Unions are demanding an immediate 8% salary hike, SAA said on Thursday it would offer a 5.9% increase from April when it hopes to have secured the necessary funding.
“As we continue to prepare for the strike tomorrow, we are hopeful that we will receive positive feedback from management on the issues that we have raised,” Numsa spokeswoman Phakamile Hlubi-Majola told reporters.
INDEFINITE STRIKE
Only flights directly operated by SAA would be affected. Flights by subsidiaries Mango, SA Express and SA Air Link, as well as those of private operators, would not be affected, SAA said.
“The strike is an indefinite strike until management gives in to our demands,” Hlubi-Majola said.
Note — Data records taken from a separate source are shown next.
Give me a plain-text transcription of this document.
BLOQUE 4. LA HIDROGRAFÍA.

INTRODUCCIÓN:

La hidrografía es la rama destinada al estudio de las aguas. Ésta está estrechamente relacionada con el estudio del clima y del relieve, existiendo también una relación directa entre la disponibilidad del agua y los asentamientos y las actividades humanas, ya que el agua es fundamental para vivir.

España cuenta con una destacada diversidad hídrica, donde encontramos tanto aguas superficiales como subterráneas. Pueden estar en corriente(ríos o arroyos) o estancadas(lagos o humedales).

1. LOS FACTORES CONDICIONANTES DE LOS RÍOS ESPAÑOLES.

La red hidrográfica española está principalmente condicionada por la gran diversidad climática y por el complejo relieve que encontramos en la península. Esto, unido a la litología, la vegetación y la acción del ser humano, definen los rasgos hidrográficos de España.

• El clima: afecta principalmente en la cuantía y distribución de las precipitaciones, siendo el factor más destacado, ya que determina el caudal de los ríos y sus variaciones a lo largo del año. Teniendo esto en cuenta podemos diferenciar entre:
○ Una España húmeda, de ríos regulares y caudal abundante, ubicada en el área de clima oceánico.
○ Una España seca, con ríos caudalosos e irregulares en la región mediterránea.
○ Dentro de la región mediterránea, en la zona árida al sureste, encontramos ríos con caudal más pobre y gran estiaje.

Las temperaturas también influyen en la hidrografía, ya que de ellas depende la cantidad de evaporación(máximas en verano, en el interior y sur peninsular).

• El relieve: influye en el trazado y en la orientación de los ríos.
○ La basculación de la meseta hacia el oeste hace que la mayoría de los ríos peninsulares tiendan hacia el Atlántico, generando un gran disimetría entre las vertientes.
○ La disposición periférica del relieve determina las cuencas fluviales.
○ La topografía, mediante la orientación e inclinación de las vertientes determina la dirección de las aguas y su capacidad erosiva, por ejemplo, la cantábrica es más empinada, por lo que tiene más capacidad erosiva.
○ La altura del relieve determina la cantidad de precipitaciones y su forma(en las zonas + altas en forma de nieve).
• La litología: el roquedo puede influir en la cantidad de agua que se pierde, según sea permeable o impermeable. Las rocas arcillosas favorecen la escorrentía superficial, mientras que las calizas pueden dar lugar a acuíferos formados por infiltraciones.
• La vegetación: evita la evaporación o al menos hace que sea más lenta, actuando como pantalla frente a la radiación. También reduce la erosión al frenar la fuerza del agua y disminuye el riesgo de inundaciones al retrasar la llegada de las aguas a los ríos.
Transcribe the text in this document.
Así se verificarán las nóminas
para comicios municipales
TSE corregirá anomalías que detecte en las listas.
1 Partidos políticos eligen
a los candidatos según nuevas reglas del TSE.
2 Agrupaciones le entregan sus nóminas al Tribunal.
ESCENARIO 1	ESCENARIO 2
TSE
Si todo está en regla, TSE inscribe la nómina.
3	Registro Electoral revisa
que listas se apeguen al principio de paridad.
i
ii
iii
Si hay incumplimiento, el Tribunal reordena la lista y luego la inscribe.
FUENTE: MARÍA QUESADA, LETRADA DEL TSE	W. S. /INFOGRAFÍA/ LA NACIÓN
Unions said the strike would begin at 4 a.m. (0200 GMT) on Friday. They are calling on SAA’s check-in, ticket sales, head office, technical staff and ground staff to take part.
Zazi Nsibanyoni-Mugambi, president of SACCA, said the new offer was unacceptable.
“They really need to get serious, 5.9% simply won’t cut it,” Nsibanyoni-Mugambi added.
SAA flies around 6.8 million passengers annually to six continents with routes to New York, London and Hong Kong among its eight international destinations.
Two other unions at South African Airways (SAA) representing about 2,500 employees mostly in technical and mid-management jobs, said they would go to the labour court to block the state airline’s plan to cut jobs.
“The timing was not good at all. How can you issue Section 189 (redundancy) notices while you are busy in a wage dispute. It’s bad faith bargaining for SAA to come with this threat,” said Frank Mackenzie, president of union AUSA.